The first few times I tried to Terraform the cluster, I always had a few nodes that didn't PXE boot cleanly and I was using Active Directory DHCP on 2nd boot which would mess up the DNS records I created manually. I've since modified my project to use Cloudflare DNS and static IPs by supplying an ignition yaml snippet for each node so AD is completely removed from the equation now. When the nodes didn't come up properly, I would have to cancel the Terraform operation to leave work for the day and that possibly confused the state.

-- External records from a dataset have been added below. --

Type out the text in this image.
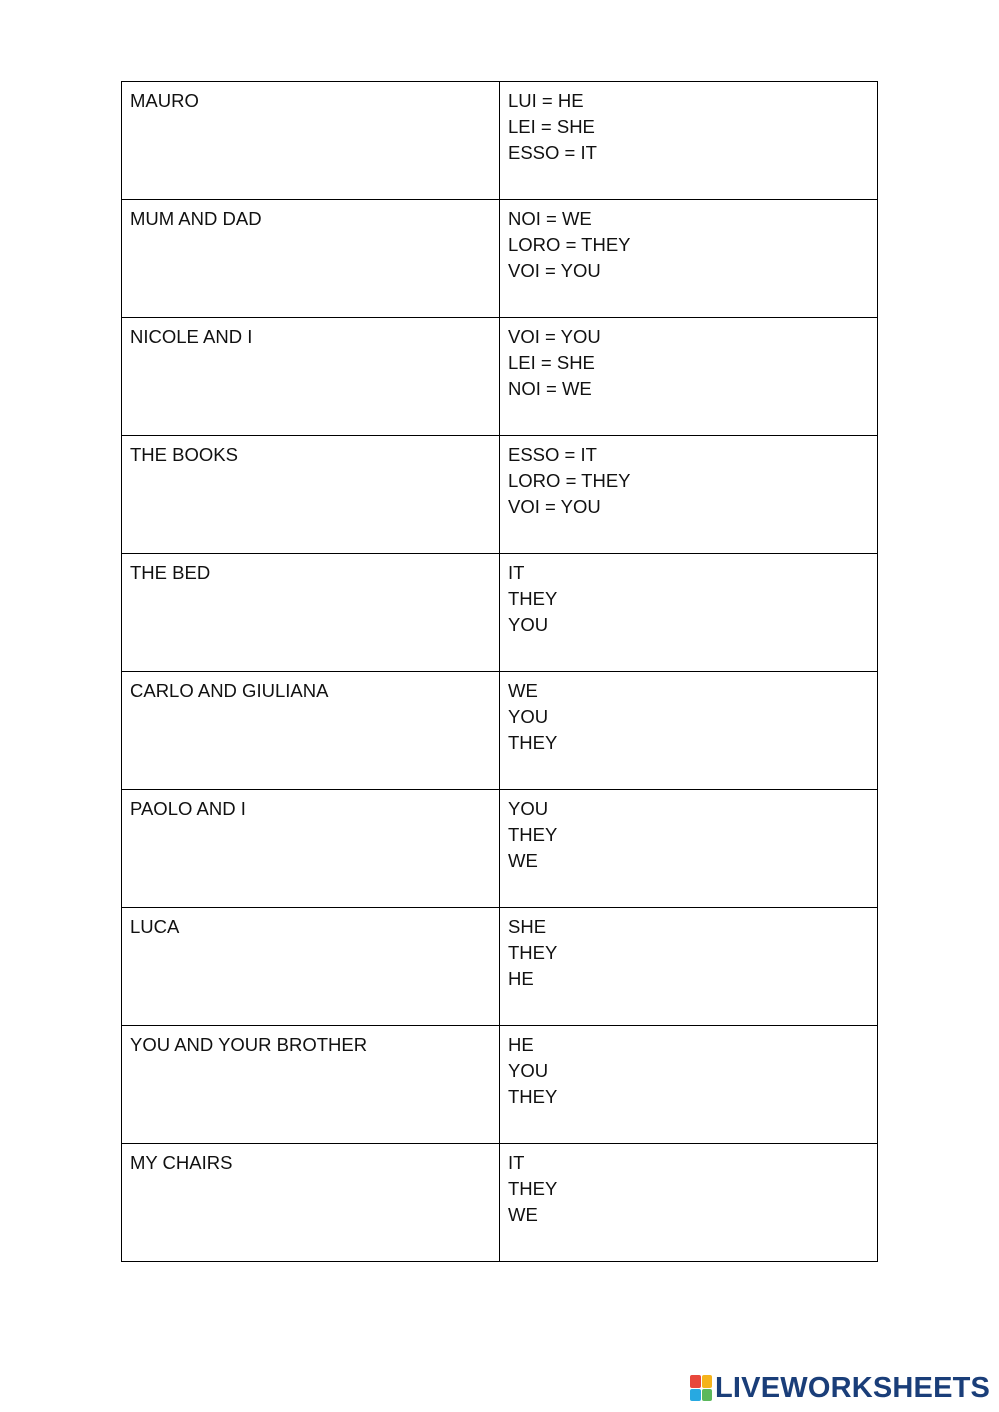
MAURO	LUI = HE
LEI = SHE
ESSO = IT

MUM AND DAD	NOI = WE
LORO = THEY
VOI = YOU

NICOLE AND I	VOI = YOU
LEI = SHE
NOI = WE

THE BOOKS	ESSO = IT
LORO = THEY
VOI = YOU

THE BED	IT
THEY
YOU

CARLO AND GIULIANA	WE
YOU
THEY

PAOLO AND I	YOU
THEY
WE

LUCA	SHE
THEY
HE

YOU AND YOUR BROTHER	HE
YOU
THEY

MY CHAIRS	IT
THEY
WE
LIVEWORKSHEETS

So my method is now to target the resources needed to successfully boot and contact all nodes first, then come back and finish terraforming the cluster:

  1. Terraform DNS records
    terraform apply \
    -target module.$CLUSTER_NAME.cloudflare_record.api_a_records \
    -target module.$CLUSTER_NAME.cloudflare_record.node_a_records
  2. Terraform Matchbox resources
    terraform apply \
    -target module.$CLUSTER_NAME.module.cluster.matchbox_profile.cached-flatcar-linux-install \
    -target module.$CLUSTER_NAME.module.cluster.matchbox_group.install \
    -target module.$CLUSTER_NAME.module.cluster.matchbox_group.controller \
    -target module.$CLUSTER_NAME.module.cluster.matchbox_group.worker
  3. PXE boot all nodes and verify that they came up properly
    for i in {0..$NUM_NODES}; do
     ssh core@node${i}.$CLUSTER_NAME.example.com uptime
    done
  4. Terraform everything else
    terraform apply
dghubble commented 4 years ago

Glad to hear you've got the situation sorted out. Nodes do require stable names and you'd typically have a network router statically assign IPs (still via DHCP) and have DNS records correspond. Although I assume you've got reasons for preferring an Ignition snippet to set the static IP too.

Terraform knows the dependency graph among resources, so it shouldn't be required to apply individual targets. For example, null_resource steps will wait up to 60 minutes, since I know it can take a while to get all the machines to behave sometimes. Or if they timeout, the next terraform apply will happily retry later, after machines are fixed (say one is faulty and can't boot). But I think you're saying your goal is to do it as two phases of terraform apply (not counting DNS records since they're a prereq), in which case this seems like a decent approach.